If you attend a farmers market in Chippewa Falls, Eau Claire, or some other nearby city, you’re likely to come across a table selling jugs of maple syrup. This is the booth of Abe’s Sugar Bush, and behind the table you’ll likely find Harold Aebly.
Anyone who grew up in Northern Wisconsin probably has some experience making maple syrup. Maybe you had an enthusiastic relative who made hundreds of gallons a year, or perhaps you decided to make a batch yourself as a school project.
There’s something romantic about tapping trees and harvesting sap. Sap usually runs in late February or early March, so it’s already a festive time of year. Warm temperatures are returning, and after the deep freeze of January, it’s a relief to get back to warmer days and see the snow start to melt.
Everybody who has ever made maple syrup always comes to the same conclusion: it’s a lot of work. Today, we have easy access to hundreds of sweet treats. However, it’s interesting to think that if our grandparents and great grandparents wanted a taste of something sweet, maple syrup was one of their best choices.
If you find Aebly at one of the farmers markets, he’d be delighted to talk with you about the process of making maple syrup. His table is sure to be decorated with informative fliers and photos.
The short explanation is that you collect sap and boil it. Aebly says the ratio is 40 to 1, which means you have to harvest 40 gallons of sap to get a single gallon of maple syrup. Aebly said he usually makes around 115 gallons of syrup for the summer and sells it all by the time the farmers markets start closing down in October.
Aebly offered a wonderful anecdote about how his business got its name.

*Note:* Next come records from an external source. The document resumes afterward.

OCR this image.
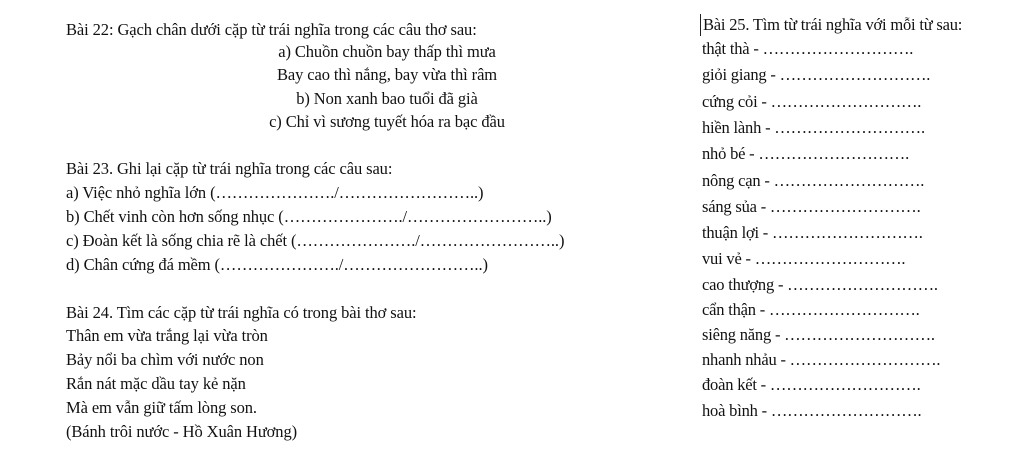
Bài 22: Gạch chân dưới cặp từ trái nghĩa trong các câu thơ sau:
a) Chuồn chuồn bay thấp thì mưa
Bay cao thì nắng, bay vừa thì râm
b) Non xanh bao tuổi đã già
c) Chỉ vì sương tuyết hóa ra bạc đầu
Bài 23. Ghi lại cặp từ trái nghĩa trong các câu sau:
a) Việc nhỏ nghĩa lớn (…………………./……………………..)
b) Chết vinh còn hơn sống nhục (…………………./……………………..)
c) Đoàn kết là sống chia rẽ là chết (…………………./……………………..)
d) Chân cứng đá mềm (…………………./……………………..)
Bài 24. Tìm các cặp từ trái nghĩa có trong bài thơ sau:
Thân em vừa trắng lại vừa tròn
Bảy nổi ba chìm với nước non
Rắn nát mặc dầu tay kẻ nặn
Mà em vẫn giữ tấm lòng son.
(Bánh trôi nước - Hồ Xuân Hương)
Bài 25. Tìm từ trái nghĩa với mỗi từ sau:
thật thà - ……………………….
giỏi giang - ……………………….
cứng cỏi - ……………………….
hiền lành - ……………………….
nhỏ bé - ……………………….
nông cạn - ……………………….
sáng sủa - ……………………….
thuận lợi - ……………………….
vui vẻ - ……………………….
cao thượng - ……………………….
cẩn thận - ……………………….
siêng năng - ……………………….
nhanh nhảu - ……………………….
đoàn kết - ……………………….
hoà bình - ……………………….
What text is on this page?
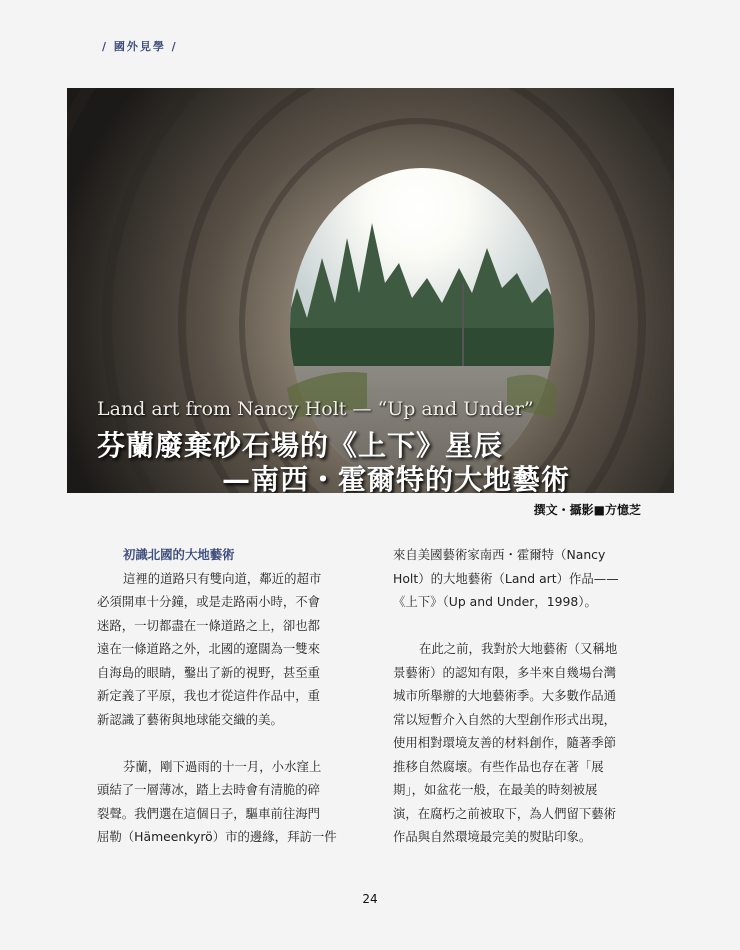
/ 國外見學 /
Land art from Nancy Holt — “Up and Under”
芬蘭廢棄砂石場的《上下》星辰
—南西・霍爾特的大地藝術
撰文・攝影■方憶芝
初識北國的大地藝術
這裡的道路只有雙向道，鄰近的超市
必須開車十分鐘，或是走路兩小時，不會
迷路，一切都盡在一條道路之上，卻也都
遠在一條道路之外，北國的遼闊為一雙來
自海島的眼睛，鑿出了新的視野，甚至重
新定義了平原，我也才從這件作品中，重
新認識了藝術與地球能交織的美。
芬蘭，剛下過雨的十一月，小水窪上
頭結了一層薄冰，踏上去時會有清脆的碎
裂聲。我們選在這個日子，驅車前往海門
屈勒（Hämeenkyrö）市的邊緣，拜訪一件
來自美國藝術家南西・霍爾特（Nancy
Holt）的大地藝術（Land art）作品——
《上下》（Up and Under，1998）。
在此之前，我對於大地藝術（又稱地
景藝術）的認知有限，多半來自幾場台灣
城市所舉辦的大地藝術季。大多數作品通
常以短暫介入自然的大型創作形式出現，
使用相對環境友善的材料創作，隨著季節
推移自然腐壞。有些作品也存在著「展
期」，如盆花一般，在最美的時刻被展
演，在腐朽之前被取下，為人們留下藝術
作品與自然環境最完美的熨貼印象。
24
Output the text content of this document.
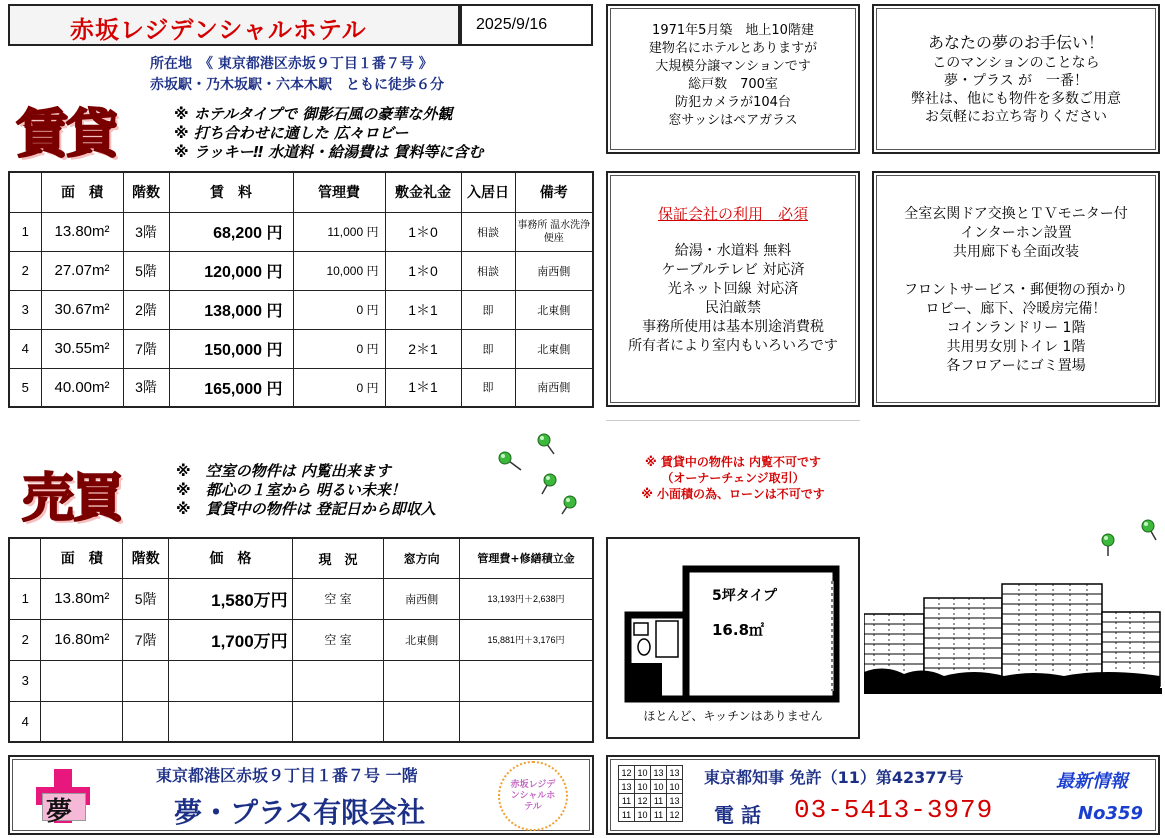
赤坂レジデンシャルホテル	2025/9/16
所在地　《 東京都港区赤坂９丁目１番７号 》
赤坂駅・乃木坂駅・六本木駅　ともに徒歩６分
賃貸	※ ホテルタイプで 御影石風の豪華な外観
※ 打ち合わせに適した 広々ロビー
※ ラッキー‼ 水道料・給湯費は 賃料等に含む
	面　積	階数	賃　料	管理費	敷金礼金	入居日	備考
1	13.80m²	3階	68,200 円	11,000 円	1＊0	相談	事務所 温水洗浄便座
2	27.07m²	5階	120,000 円	10,000 円	1＊0	相談	南西側
3	30.67m²	2階	138,000 円	0 円	1＊1	即	北東側
4	30.55m²	7階	150,000 円	0 円	2＊1	即	北東側
5	40.00m²	3階	165,000 円	0 円	1＊1	即	南西側
1971年5月築　地上10階建
建物名にホテルとありますが
大規模分譲マンションです
総戸数　700室
防犯カメラが104台
窓サッシはペアガラス
あなたの夢のお手伝い！
このマンションのことなら
夢・プラス が　一番！
弊社は、他にも物件を多数ご用意
お気軽にお立ち寄りください
保証会社の利用　必須
給湯・水道料 無料
ケーブルテレビ 対応済
光ネット回線 対応済
民泊厳禁
事務所使用は基本別途消費税
所有者により室内もいろいろです
全室玄関ドア交換とＴＶモニター付
インターホン設置
共用廊下も全面改装
フロントサービス・郵便物の預かり
ロビー、廊下、冷暖房完備！
コインランドリー 1階
共用男女別トイレ 1階
各フロアーにゴミ置場
売買	※　空室の物件は 内覧出来ます
※　都心の１室から 明るい未来！
※　賃貸中の物件は 登記日から即収入
	面　積	階数	価　格	現　況	窓方向	管理費+修繕積立金
1	13.80m²	5階	1,580万円	空 室	南西側	13,193円＋2,638円
2	16.80m²	7階	1,700万円	空 室	北東側	15,881円＋3,176円
3						
4						
※ 賃貸中の物件は 内覧不可です
（オーナーチェンジ取引）
※ 小面積の為、ローンは不可です
5坪タイプ
16.8㎡
ほとんど、キッチンはありません
夢
東京都港区赤坂９丁目１番７号 一階
夢・プラス有限会社
赤坂レジデンシャルホテル
12	10	13	13
13	10	10	10
11	12	11	13
11	10	11	12
東京都知事 免許（11）第42377号
電 話 03-5413-3979
最新情報
No359
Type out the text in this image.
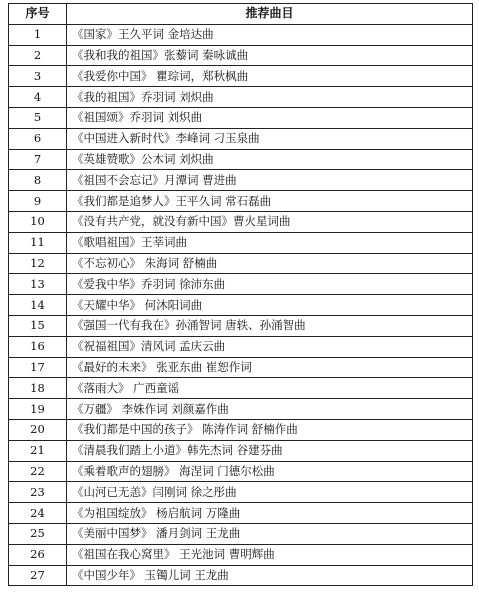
序号	推荐曲目
1	《国家》王久平词 金培达曲
2	《我和我的祖国》张藜词 秦咏诚曲
3	《我爱你中国》 瞿琮词，郑秋枫曲
4	《我的祖国》乔羽词 刘炽曲
5	《祖国颂》乔羽词 刘炽曲
6	《中国进入新时代》李峰词 刁玉泉曲
7	《英雄赞歌》公木词 刘炽曲
8	《祖国不会忘记》月潭词 曹进曲
9	《我们都是追梦人》王平久词 常石磊曲
10	《没有共产党，就没有新中国》曹火星词曲
11	《歌唱祖国》王莘词曲
12	《不忘初心》 朱海词 舒楠曲
13	《爱我中华》乔羽词 徐沛东曲
14	《天耀中华》 何沐阳词曲
15	《强国一代有我在》孙涌智词 唐轶、孙涌智曲
16	《祝福祖国》清风词 孟庆云曲
17	《最好的未来》 张亚东曲 崔恕作词
18	《落雨大》 广西童谣
19	《万疆》 李姝作词 刘颜嘉作曲
20	《我们都是中国的孩子》 陈涛作词 舒楠作曲
21	《清晨我们踏上小道》韩先杰词 谷建芬曲
22	《乘着歌声的翅膀》 海涅词 门德尔松曲
23	《山河已无恙》闫刚词 徐之彤曲
24	《为祖国绽放》 杨启航词 万隆曲
25	《美丽中国梦》 潘月剑词 王龙曲
26	《祖国在我心窝里》 王光池词 曹明辉曲
27	《中国少年》 玉镯儿词 王龙曲
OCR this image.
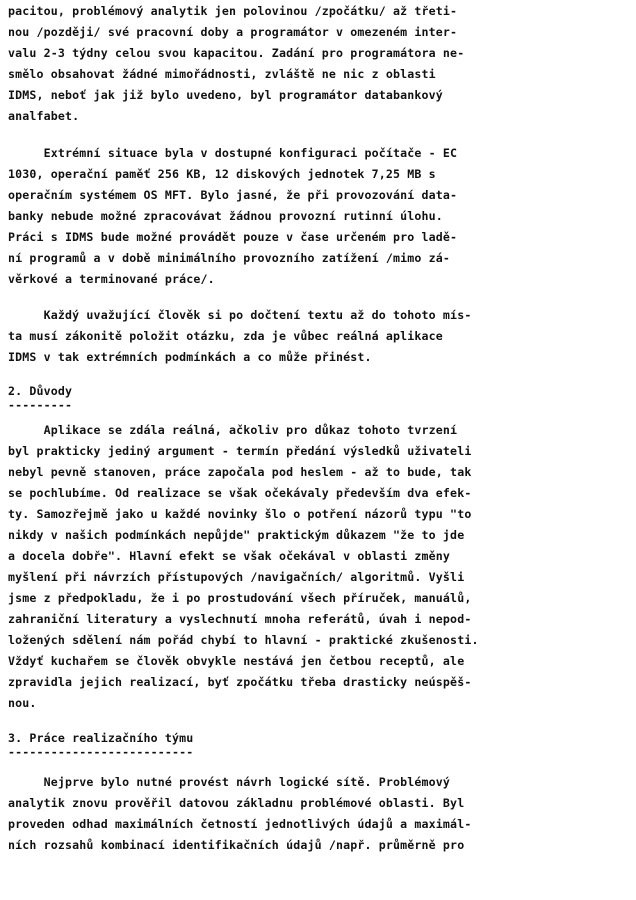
pacitou, problémový analytik jen polovinou /zpočátku/ až třeti-
nou /později/ své pracovní doby a programátor v omezeném inter-
valu 2-3 týdny celou svou kapacitou. Zadání pro programátora ne-
smělo obsahovat žádné mimořádnosti, zvláště ne nic z oblasti
IDMS, neboť jak již bylo uvedeno, byl programátor databankový
analfabet.
Extrémní situace byla v dostupné konfiguraci počítače - EC
1030, operační paměť 256 KB, 12 diskových jednotek 7,25 MB s
operačním systémem OS MFT. Bylo jasné, že při provozování data-
banky nebude možné zpracovávat žádnou provozní rutinní úlohu.
Práci s IDMS bude možné provádět pouze v čase určeném pro ladě-
ní programů a v době minimálního provozního zatížení /mimo zá-
věrkové a terminované práce/.
Každý uvažující člověk si po dočtení textu až do tohoto mís-
ta musí zákonitě položit otázku, zda je vůbec reálná aplikace
IDMS v tak extrémních podmínkách a co může přinést.
2. Důvody
---------
Aplikace se zdála reálná, ačkoliv pro důkaz tohoto tvrzení
byl prakticky jediný argument - termín předání výsledků uživateli
nebyl pevně stanoven, práce započala pod heslem - až to bude, tak
se pochlubíme. Od realizace se však očekávaly především dva efek-
ty. Samozřejmě jako u každé novinky šlo o potření názorů typu "to
nikdy v našich podmínkách nepůjde" praktickým důkazem "že to jde
a docela dobře". Hlavní efekt se však očekával v oblasti změny
myšlení při návrzích přístupových /navigačních/ algoritmů. Vyšli
jsme z předpokladu, že i po prostudování všech příruček, manuálů,
zahraniční literatury a vyslechnutí mnoha referátů, úvah i nepod-
ložených sdělení nám pořád chybí to hlavní - praktické zkušenosti.
Vždyť kuchařem se člověk obvykle nestává jen četbou receptů, ale
zpravidla jejich realizací, byť zpočátku třeba drasticky neúspěš-
nou.
3. Práce realizačního týmu
--------------------------
Nejprve bylo nutné provést návrh logické sítě. Problémový
analytik znovu prověřil datovou základnu problémové oblasti. Byl
proveden odhad maximálních četností jednotlivých údajů a maximál-
ních rozsahů kombinací identifikačních údajů /např. průměrně pro
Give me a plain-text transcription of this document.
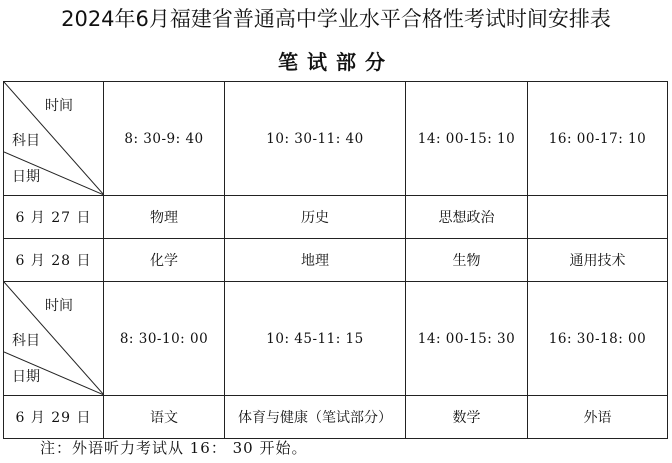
2024年6月福建省普通高中学业水平合格性考试时间安排表
笔试部分
时间
科目
日期	8: 30-9: 40	10: 30-11: 40	14: 00-15: 10	16: 00-17: 10
6 月 27 日	物理	历史	思想政治	
6 月 28 日	化学	地理	生物	通用技术

时间
科目
日期	8: 30-10: 00	10: 45-11: 15	14: 00-15: 30	16: 30-18: 00
6 月 29 日	语文	体育与健康（笔试部分）	数学	外语
注：外语听力考试从 16： 30 开始。
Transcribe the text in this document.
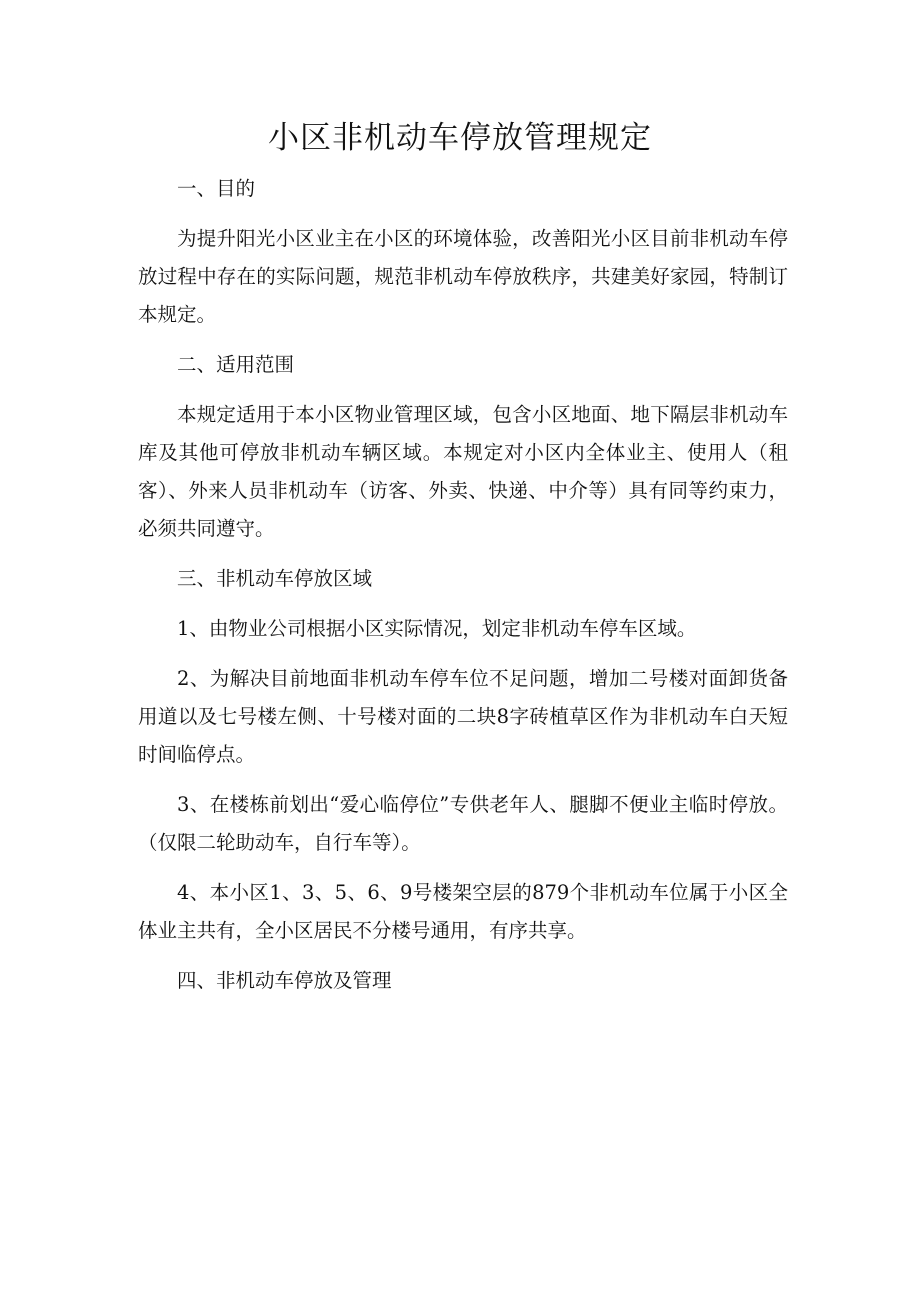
小区非机动车停放管理规定

一、目的

为提升阳光小区业主在小区的环境体验，改善阳光小区目前非机动车停放过程中存在的实际问题，规范非机动车停放秩序，共建美好家园，特制订本规定。

二、适用范围

本规定适用于本小区物业管理区域，包含小区地面、地下隔层非机动车库及其他可停放非机动车辆区域。本规定对小区内全体业主、使用人（租客）、外来人员非机动车（访客、外卖、快递、中介等）具有同等约束力，必须共同遵守。

三、非机动车停放区域

1、由物业公司根据小区实际情况，划定非机动车停车区域。

2、为解决目前地面非机动车停车位不足问题，增加二号楼对面卸货备用道以及七号楼左侧、十号楼对面的二块8字砖植草区作为非机动车白天短时间临停点。

3、在楼栋前划出“爱心临停位”专供老年人、腿脚不便业主临时停放。（仅限二轮助动车，自行车等）。

4、本小区1、3、5、6、9号楼架空层的879个非机动车位属于小区全体业主共有，全小区居民不分楼号通用，有序共享。

四、非机动车停放及管理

The name comes from my high school teacher. In the wood shop he made a mistake on my bill for the wood I used. He was charging me too little. I corrected him so he started calling me honest Abe (my last name is pronounced with a short "a" but the English pronounce it with along "A"). While I was in the service I dropped the honest and kept "Abe" as my nick name—Harold Aebly
The business card for Abe’s Sugar Bush reads “produced by a disabled vet,” so I’d like to thank Harold Aebly for his service. A quart of his maple syrup is priced at $18.00.
There really is no substitute for authentic maple syrup. The next time you’re at your local farmers market, be on the lookout for Aebly. Locally produced maple syrup is a special treat. When the sap starts running in February, you call up your old friends to come and help with the harvest. Then, when the summer comes, you get to make new friends while selling the final product. It sounds like a marvelous way to live.
A regional product made with care and affection for the local community is what the farmers market is all about.